Many commonly used second line treatments lack efficacy data in drug-induced seizure or have adverse effects. Propofol is effective but may cause respiratory depression [Citation22,Citation23], and phenobarbital may be associated with respiratory depression and paradoxical seizures [Citation11,Citation24,Citation25,Citation26]. Phenytoin, a sodium channel blocker, may increase the risk of adverse cardiac events in amitriptyline poisoning and causes paradoxical seizures in high doses [Citation16,Citation27,Citation28,Citation29]. Valproic acid, in addition to blocking sodium channels, also blocks calcium channels [Citation30,Citation31,Citation32]. Carbamazepine, like phenytoin, causes paradoxical seizures in supratherapeutic doses and may induce cardiac arrhythmias [Citation33,Citation34].

Levetiracetam is an effective first and second-line control agent for the management of generalized convulsive status epilepticus [Citation35,Citation36,Citation37]. Whether this translates to efficacy in drug-induced seizures is unknown. Interestingly, the overall rate of seizure suppression in our study approximates levetiracetam’s efficacy in non-drug induced seizures (44–94%) [Citation35,Citation36].

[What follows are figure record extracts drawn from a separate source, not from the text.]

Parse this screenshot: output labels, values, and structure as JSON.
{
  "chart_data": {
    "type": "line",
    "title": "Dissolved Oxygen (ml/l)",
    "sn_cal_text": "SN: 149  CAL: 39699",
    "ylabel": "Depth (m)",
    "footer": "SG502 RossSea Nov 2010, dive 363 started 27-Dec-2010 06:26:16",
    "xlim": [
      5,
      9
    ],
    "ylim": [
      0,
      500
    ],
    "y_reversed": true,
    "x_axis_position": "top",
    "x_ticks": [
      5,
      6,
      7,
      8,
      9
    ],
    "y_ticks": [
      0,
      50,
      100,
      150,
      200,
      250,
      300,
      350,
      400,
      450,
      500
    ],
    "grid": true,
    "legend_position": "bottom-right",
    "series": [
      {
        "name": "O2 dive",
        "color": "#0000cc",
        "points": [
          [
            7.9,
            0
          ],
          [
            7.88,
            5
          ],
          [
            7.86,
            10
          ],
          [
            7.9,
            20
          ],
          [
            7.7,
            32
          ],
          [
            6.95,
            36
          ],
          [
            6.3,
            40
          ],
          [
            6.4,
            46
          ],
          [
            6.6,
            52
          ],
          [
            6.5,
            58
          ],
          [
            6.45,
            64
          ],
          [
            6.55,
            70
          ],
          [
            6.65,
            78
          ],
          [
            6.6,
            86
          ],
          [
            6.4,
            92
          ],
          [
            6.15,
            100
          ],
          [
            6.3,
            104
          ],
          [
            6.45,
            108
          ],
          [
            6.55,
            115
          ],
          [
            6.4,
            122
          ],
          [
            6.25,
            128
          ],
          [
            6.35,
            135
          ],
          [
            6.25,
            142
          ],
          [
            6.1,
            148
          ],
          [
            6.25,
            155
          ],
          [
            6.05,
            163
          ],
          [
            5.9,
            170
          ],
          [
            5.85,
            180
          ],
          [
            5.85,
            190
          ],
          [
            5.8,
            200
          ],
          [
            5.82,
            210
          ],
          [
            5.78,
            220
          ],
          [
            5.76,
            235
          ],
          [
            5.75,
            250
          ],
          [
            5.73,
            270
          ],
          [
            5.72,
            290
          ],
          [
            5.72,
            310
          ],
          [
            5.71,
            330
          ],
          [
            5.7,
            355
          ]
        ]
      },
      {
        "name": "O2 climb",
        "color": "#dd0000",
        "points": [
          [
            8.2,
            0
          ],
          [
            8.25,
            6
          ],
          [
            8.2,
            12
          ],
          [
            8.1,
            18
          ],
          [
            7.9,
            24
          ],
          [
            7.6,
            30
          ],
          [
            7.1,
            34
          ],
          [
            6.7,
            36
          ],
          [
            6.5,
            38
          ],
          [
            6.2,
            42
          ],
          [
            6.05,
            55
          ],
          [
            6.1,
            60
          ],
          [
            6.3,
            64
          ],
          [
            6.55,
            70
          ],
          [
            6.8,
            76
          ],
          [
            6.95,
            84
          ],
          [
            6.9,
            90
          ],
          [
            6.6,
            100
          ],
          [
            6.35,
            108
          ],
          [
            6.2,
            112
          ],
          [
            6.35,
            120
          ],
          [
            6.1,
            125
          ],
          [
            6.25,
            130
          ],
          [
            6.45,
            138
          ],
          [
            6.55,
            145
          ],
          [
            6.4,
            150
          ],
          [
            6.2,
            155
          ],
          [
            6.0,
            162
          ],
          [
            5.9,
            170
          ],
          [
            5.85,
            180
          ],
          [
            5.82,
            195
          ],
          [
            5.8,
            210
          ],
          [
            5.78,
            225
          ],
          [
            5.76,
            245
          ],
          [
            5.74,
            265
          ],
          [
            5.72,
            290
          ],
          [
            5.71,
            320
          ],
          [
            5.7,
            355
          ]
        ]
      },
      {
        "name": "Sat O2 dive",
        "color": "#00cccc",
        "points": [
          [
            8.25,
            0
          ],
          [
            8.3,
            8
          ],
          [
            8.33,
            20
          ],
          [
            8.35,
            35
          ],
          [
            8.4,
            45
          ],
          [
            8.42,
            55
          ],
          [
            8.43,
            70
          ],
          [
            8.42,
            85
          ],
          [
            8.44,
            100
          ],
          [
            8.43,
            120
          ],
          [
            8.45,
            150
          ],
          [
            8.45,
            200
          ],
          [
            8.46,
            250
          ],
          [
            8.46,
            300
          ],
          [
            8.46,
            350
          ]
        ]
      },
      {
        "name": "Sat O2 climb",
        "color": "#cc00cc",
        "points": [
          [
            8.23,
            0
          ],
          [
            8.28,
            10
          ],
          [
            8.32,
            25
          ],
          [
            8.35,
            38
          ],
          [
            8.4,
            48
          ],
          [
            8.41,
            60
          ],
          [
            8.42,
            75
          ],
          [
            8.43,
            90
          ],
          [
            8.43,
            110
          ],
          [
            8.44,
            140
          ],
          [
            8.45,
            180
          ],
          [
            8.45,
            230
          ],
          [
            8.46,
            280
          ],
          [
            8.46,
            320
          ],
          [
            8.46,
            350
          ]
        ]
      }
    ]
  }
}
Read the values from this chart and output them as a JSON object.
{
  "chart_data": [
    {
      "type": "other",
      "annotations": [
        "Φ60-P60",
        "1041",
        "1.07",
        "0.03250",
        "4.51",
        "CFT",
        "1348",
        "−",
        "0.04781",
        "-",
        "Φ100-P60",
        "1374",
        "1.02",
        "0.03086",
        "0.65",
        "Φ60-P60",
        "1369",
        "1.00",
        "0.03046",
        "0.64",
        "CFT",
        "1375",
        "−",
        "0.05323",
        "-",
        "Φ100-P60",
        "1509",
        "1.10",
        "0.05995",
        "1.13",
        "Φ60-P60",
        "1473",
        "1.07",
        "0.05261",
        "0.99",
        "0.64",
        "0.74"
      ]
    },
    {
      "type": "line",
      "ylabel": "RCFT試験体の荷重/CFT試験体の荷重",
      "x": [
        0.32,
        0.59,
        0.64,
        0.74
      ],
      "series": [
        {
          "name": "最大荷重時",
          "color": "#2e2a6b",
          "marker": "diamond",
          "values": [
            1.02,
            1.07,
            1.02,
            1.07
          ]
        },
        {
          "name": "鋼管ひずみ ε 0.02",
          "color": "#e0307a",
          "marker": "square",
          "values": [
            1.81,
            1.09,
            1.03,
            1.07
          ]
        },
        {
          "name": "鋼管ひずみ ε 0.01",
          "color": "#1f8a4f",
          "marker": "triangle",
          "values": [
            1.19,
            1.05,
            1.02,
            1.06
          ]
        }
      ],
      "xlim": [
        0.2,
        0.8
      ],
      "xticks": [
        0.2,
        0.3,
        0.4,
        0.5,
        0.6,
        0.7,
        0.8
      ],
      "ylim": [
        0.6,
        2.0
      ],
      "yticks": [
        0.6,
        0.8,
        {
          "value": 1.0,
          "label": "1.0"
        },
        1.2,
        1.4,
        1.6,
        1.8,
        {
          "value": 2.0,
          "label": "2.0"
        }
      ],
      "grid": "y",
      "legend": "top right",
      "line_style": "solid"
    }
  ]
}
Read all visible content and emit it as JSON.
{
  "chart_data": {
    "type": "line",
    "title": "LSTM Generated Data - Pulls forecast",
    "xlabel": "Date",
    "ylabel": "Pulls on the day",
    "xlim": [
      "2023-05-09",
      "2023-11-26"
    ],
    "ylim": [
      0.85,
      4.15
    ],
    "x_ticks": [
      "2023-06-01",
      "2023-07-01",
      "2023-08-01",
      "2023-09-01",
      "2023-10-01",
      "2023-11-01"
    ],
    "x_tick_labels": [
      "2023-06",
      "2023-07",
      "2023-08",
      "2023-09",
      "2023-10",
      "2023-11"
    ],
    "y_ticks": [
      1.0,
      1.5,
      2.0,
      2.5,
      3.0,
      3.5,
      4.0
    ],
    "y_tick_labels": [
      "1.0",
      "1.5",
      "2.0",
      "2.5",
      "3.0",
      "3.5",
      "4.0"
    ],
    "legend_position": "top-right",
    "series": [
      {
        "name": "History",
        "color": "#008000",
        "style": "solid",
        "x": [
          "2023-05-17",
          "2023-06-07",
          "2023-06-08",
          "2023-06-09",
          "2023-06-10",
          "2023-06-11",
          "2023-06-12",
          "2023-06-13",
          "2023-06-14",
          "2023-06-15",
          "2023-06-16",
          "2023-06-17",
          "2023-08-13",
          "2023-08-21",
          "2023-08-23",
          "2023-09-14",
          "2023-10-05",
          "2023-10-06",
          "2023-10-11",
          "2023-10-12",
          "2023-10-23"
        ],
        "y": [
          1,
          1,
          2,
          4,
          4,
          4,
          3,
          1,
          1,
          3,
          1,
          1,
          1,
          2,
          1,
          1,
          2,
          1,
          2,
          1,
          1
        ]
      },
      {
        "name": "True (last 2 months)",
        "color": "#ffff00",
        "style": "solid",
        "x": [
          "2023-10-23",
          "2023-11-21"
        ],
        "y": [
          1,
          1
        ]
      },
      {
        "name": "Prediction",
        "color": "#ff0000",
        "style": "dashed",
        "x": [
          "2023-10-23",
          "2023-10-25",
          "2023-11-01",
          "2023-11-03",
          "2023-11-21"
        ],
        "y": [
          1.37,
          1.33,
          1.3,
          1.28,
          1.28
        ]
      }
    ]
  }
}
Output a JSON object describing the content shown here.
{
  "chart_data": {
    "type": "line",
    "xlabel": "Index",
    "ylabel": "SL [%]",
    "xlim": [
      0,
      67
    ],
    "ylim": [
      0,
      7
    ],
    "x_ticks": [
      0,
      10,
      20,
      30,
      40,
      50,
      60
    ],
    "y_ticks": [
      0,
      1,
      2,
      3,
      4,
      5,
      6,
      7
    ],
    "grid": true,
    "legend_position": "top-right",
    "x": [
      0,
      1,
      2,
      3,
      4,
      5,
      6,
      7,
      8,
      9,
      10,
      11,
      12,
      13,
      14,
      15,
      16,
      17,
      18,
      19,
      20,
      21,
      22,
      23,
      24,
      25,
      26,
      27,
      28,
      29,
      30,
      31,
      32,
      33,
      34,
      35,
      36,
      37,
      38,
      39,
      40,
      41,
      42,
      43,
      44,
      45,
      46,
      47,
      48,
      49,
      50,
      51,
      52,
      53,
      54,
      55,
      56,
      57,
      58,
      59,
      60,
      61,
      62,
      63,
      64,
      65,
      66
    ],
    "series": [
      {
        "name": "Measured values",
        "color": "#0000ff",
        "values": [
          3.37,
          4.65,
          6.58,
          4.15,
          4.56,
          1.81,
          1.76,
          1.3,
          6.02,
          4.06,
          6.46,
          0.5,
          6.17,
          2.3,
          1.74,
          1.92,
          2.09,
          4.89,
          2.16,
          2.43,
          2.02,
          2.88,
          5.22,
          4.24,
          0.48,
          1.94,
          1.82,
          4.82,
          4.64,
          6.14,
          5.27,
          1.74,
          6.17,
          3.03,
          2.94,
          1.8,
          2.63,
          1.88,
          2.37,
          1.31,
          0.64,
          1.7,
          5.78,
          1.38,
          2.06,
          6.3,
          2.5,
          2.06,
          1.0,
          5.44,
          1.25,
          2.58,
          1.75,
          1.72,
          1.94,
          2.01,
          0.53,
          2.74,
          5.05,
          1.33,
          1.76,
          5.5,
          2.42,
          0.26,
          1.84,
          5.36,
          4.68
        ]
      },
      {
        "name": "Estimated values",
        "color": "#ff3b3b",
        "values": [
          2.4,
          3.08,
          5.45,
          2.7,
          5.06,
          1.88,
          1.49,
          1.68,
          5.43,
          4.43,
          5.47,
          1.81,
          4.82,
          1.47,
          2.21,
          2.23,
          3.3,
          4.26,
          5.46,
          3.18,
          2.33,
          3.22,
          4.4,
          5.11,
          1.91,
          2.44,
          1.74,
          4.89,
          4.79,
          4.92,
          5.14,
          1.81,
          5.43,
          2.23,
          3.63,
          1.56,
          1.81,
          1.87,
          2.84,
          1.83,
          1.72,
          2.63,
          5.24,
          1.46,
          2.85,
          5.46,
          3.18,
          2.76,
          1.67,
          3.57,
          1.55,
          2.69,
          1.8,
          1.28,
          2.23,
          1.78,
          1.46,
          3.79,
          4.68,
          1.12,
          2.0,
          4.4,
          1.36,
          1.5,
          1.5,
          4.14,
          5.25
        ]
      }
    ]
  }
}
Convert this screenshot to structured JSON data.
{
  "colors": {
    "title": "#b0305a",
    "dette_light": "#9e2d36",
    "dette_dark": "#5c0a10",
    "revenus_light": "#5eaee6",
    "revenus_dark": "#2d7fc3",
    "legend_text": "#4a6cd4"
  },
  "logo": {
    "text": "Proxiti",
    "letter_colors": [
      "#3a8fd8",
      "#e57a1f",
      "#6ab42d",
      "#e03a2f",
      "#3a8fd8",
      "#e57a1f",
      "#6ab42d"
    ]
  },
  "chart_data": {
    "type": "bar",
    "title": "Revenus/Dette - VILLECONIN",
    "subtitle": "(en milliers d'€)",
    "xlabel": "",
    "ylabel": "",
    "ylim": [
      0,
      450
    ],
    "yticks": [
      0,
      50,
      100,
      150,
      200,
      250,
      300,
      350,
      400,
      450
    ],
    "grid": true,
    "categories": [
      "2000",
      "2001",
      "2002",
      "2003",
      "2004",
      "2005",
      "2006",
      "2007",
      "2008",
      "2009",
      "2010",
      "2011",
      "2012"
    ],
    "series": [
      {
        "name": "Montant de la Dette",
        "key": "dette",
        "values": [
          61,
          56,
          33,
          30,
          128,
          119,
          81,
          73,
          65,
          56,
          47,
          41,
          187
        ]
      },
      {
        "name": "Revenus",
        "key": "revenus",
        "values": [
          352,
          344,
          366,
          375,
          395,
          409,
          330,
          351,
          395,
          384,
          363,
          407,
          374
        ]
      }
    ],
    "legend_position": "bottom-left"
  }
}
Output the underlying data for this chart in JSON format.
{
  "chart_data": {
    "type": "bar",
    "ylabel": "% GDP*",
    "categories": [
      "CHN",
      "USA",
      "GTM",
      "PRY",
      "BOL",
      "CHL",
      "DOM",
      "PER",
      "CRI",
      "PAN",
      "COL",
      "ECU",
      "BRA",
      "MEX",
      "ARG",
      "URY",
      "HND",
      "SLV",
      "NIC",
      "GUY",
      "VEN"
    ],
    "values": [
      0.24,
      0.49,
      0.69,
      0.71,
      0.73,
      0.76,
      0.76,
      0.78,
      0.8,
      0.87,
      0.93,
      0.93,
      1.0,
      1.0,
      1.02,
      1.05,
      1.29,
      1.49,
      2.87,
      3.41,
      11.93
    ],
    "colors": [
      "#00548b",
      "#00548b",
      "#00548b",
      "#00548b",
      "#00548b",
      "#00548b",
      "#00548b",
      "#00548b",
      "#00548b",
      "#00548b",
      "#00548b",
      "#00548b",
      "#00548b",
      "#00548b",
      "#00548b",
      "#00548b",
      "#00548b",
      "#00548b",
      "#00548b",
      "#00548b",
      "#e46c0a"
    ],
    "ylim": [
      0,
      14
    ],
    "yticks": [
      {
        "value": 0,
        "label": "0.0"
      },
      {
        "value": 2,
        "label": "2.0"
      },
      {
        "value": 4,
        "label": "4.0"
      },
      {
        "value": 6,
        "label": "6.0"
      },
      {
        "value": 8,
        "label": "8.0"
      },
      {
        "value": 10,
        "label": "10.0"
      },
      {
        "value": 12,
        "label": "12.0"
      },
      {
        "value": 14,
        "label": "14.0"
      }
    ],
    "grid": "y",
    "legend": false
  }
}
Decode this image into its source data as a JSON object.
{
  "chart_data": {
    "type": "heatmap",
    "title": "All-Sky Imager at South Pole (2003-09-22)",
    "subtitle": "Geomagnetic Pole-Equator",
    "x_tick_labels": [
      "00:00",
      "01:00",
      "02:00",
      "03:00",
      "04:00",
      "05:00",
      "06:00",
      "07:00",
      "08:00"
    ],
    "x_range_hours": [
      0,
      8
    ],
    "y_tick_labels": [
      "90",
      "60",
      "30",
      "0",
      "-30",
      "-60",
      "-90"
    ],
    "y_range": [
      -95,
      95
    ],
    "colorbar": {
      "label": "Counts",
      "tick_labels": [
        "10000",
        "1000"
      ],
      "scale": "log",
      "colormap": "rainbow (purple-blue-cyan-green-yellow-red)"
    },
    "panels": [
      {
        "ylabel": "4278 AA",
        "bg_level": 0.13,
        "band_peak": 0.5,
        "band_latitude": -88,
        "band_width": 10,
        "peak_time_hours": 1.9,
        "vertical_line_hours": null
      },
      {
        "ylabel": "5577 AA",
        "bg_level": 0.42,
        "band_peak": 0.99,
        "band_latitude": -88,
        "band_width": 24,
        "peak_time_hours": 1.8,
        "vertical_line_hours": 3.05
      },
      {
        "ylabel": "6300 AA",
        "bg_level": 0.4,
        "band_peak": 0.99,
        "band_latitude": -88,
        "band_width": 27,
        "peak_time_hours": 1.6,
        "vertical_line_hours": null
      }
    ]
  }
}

Levetiracetam has a distinct binding site at the synaptic vesicle protein 2A (SV2A) by which it may inhibit neurotransmitter release [Citation38]. This unique mechanism of action may modulate seizure suppression by targeting a site different from the primary insult in drug-induced seizures. Furthermore, it may suppress seizures resistant to GABA-agonists.

We identified no evidence of levetiracetam-related adverse effects. Common levetiracetam side effects include somnolence, dizziness, irritation, hostility, nervousness, and aggression; these behavior changes are primarily documented during chronic use [Citation39]. Given the severity of illness in our study sample, clinical documentation may not record minor adverse effects. For instance, treating physicians may have attributed symptoms such as somnolence of dizziness to post-ictal condition or to co-administered medications.

Limitations

This is a retrospective case series and subject to all of the limitations inherent in that study design. We relied upon clinical records of contemporaneous care. Laboratory investigations and management of seizures occurred at the discretion of the treating physicians without regard to research. Seizure control may have resulted from levetiracetam, other agents, or the combination. Seizures may have terminated on their own. Contemporaneous records may not systematically describe response to treatment or capture all adverse drug effects. Some patients’ seizures may have resulted from withdrawal of anti-epileptic medication, alcohol, or other medications. Since this is a retrospective chart review without a control or comparison group, we cannot determine efficacy of levetiracetam, and we are likely underestimating adverse effects.

Conclusions

Levetiracetam used as a second-line agent was associated with control of drug-induced seizures and prevention of seizure recurrence without obvious adverse effects. We propose a prospective clinical trial to more completely assess efficacy and safety.

Disclosure statement

The authors have no conflicts of interest to report.